Gegen Schuljahrsende geht es in Unterhaching lockerer zu

An den Gymnasien müssen die Schüler grundsätzlich lange schwitzen, bis sie früher zum schwimmen fahren können. Weil Prüfungen anstünden, die Lehrer Noten machen müssten und die Eltern sich auf die Betreuung der Kinder verließen, gebe es am Gymnasium Neubiberg eigentlich kein Hitzefrei, sagt Direktor Reinhard Rolvering. Wenn es ein bis zwei Mal im Jahr doch dazu kommt, dann nur nach 13 Uhr und wenn es so heiß ist, dass Unterricht nur schwierig zu halten wäre. Die Kinder, die die offene Ganztagsschule besuchen, könnten dann schon früher dorthin gehen. Manchmal weiche man bei Hitze auf kühlere Räume im Keller aus. Verständnis hat Rolvering für den Wunsch nach hitzefrei sehr wohl. Er erinnert sich gut an seine Schulzeit, als die Kinder riefen: "30 Grad im Schatten, wir schwitzen wie die Ratten, unser letzter Hilfeschrei: Hitzefrei!"

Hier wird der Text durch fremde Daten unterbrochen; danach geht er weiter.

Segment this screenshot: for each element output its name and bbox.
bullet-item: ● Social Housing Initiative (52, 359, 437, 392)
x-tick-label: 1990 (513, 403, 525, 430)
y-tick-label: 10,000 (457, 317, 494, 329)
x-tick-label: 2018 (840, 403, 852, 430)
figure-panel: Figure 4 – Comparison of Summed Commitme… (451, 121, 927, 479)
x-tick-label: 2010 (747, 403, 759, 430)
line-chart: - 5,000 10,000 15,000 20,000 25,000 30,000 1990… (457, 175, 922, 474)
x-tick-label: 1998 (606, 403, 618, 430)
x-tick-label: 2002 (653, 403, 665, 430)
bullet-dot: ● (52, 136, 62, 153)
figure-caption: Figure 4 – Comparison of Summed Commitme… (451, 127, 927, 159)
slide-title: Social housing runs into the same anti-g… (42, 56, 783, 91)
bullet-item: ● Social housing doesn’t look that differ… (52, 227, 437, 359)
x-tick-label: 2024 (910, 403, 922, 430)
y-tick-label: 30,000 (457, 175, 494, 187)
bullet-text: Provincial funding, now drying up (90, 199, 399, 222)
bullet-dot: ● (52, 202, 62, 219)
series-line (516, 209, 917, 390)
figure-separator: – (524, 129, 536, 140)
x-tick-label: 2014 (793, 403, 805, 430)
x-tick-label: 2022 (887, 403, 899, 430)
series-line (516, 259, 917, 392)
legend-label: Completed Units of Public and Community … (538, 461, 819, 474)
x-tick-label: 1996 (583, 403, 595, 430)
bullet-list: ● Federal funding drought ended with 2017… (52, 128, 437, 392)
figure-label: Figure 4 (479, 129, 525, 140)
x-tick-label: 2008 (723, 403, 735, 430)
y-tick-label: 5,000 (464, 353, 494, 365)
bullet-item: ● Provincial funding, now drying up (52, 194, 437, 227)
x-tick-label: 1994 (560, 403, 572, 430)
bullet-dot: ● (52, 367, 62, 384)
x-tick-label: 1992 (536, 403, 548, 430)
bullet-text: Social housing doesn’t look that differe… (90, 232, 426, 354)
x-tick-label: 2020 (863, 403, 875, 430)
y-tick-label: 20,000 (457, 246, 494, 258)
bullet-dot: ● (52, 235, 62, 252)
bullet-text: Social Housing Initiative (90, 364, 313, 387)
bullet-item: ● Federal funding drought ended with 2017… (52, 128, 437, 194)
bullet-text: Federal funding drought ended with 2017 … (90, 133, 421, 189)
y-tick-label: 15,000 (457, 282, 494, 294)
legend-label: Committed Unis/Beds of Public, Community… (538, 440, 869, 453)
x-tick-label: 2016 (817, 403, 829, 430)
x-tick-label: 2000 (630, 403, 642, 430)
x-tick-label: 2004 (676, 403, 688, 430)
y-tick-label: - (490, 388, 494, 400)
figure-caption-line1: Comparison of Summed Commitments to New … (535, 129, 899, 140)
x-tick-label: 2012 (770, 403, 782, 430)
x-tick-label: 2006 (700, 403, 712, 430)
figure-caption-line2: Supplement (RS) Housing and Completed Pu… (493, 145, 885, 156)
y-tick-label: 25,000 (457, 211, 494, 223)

Die Erinnerung an alte Zeiten schwingt auch bei Brigitte Grams-Loibl, Direktorin des Unterhachinger Gymnasiums, mit. "Ich versuche wenigstens einmal im Jahr hitzefrei zu geben, das ist so eine nostalgische Sache", sagt sie. Eigentlich hält sie die Maßnahme aber wie Christine Neumann für anachronistisch. "Wir leben in einer anderen Zeit. Wir haben einen Ganztagsbetrieb", sagt Grams-Loibl. Wenn die Kinder der offenen Ganztagsschule früher aus hätten, könne sie sie nicht einfach nach Hause schicken. Zudem würden noch Schulaufgaben geschrieben. "Wir haben noch vier Wochen vollen Betrieb", sagt die Schulleiterin. Trotz der momentan hohen Temperaturen versucht sie, den Unterricht bis zum Ende durchzuziehen. Gegen Schuljahresende geht es dann etwas lockerer zu. Zur Vorbeugung, dass vielleicht hitzefrei gegeben werden könnte, hat Grams-Loibl schon die Eltern informiert.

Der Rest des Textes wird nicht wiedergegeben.